In January, the opposition alliance made inflation a priority issue, pledging monetary and fiscal policies to bring it to low single digits in two years. It promised to restore the Central Bank’s independence and its prime duty of ensuring price stability, in addition to bringing interest rates in line with market realities. The alliance also pledged to invigorate Turkey’s agricultural sector in the face of alarming food inflation, which hit 68% in March.

Other major objectives include tackling the country’s income disparities and incentivizing the industry and tourism sector to boost hard-currency revenues and narrow the current account deficit. 

The six parties have agreed to undo Turkey’s executive presidency system, which was introduced in 2018 and is today widely regarded as Erdogan’s one-man regime. They pledge a return to parliamentary democracy with enhanced safeguards, where respect for the rule of law, transparency and accountability could further revive the flow of foreign investments to Turkey. Such reforms, they hope, will help lower the country’s risk premium and its external borrowing costs.

The alliance pledges that economic growth would average at least 5% over five years and GDP per capita would at least double to about $18,000 under its rule. That would entail the creation of at least 5 million new jobs and significantly curb the 10% unemployment rate. 
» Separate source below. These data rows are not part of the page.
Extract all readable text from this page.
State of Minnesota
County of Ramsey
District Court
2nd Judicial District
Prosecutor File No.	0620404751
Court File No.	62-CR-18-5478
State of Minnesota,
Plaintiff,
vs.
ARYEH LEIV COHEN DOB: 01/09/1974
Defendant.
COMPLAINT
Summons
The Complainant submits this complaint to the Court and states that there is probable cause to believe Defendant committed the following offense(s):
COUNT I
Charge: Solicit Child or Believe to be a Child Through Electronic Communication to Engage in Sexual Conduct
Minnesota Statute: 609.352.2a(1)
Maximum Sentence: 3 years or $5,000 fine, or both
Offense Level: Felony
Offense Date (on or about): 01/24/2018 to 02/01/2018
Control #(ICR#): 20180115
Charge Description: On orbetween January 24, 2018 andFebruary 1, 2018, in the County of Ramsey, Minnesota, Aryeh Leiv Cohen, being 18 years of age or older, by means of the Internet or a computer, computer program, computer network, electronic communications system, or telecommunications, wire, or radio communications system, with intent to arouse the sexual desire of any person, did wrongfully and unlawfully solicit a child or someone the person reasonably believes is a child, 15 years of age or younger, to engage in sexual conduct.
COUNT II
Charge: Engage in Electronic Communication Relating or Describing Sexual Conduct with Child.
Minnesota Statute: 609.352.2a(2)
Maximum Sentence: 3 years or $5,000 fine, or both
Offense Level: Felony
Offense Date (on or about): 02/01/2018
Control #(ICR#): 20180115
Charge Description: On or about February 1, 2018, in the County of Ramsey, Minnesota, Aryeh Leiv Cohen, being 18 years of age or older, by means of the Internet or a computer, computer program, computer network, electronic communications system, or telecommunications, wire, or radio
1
In sum, the opposition paints an economy that is guided by orthodox policies and integrated with the Western economy, while pledging also to revive Turkey’s bid to join the European Union. 

Yet its plans are already in need of revision due to the earthquake disaster, which claimed more than 50,000 lives and destroyed or severely damaged 650,000 homes and businesses. The estimated cost of reconstruction ranges from $100 billion to $150 billion.

Moreover, the disaster rekindled alarm for Istanbul, Turkey’s most populous city and economic hub, which scientists expect to be hit by a big quake in the near future. In a megacity rampant with substandard construction, preparing for such an event is a costly task, though officials have yet to utter the sum of the required funds.

Post-quake recovery and future quake minimization are bound to dominate Turkey’s agenda, regardless of who will govern the country in the next five years. In the Nation Alliance, senior economic officials acknowledge that they have to revise their economic vision accordingly. In conversations with Al-Monitor, Ibrahim Canakci of the Democracy and Progress Party and Bilge Yilmaz of the Good Party conceded that the prospective surge in quake-related public spending and the means of financing it — whether taxing or borrowing — would reshape any economic planning. 

Whoever wins the elections, the new government will face various quake-related tasks, chief among them the rebuilding of ravaged regions and minimizing the risk posed by shoddy buildings in other quake-prone areas.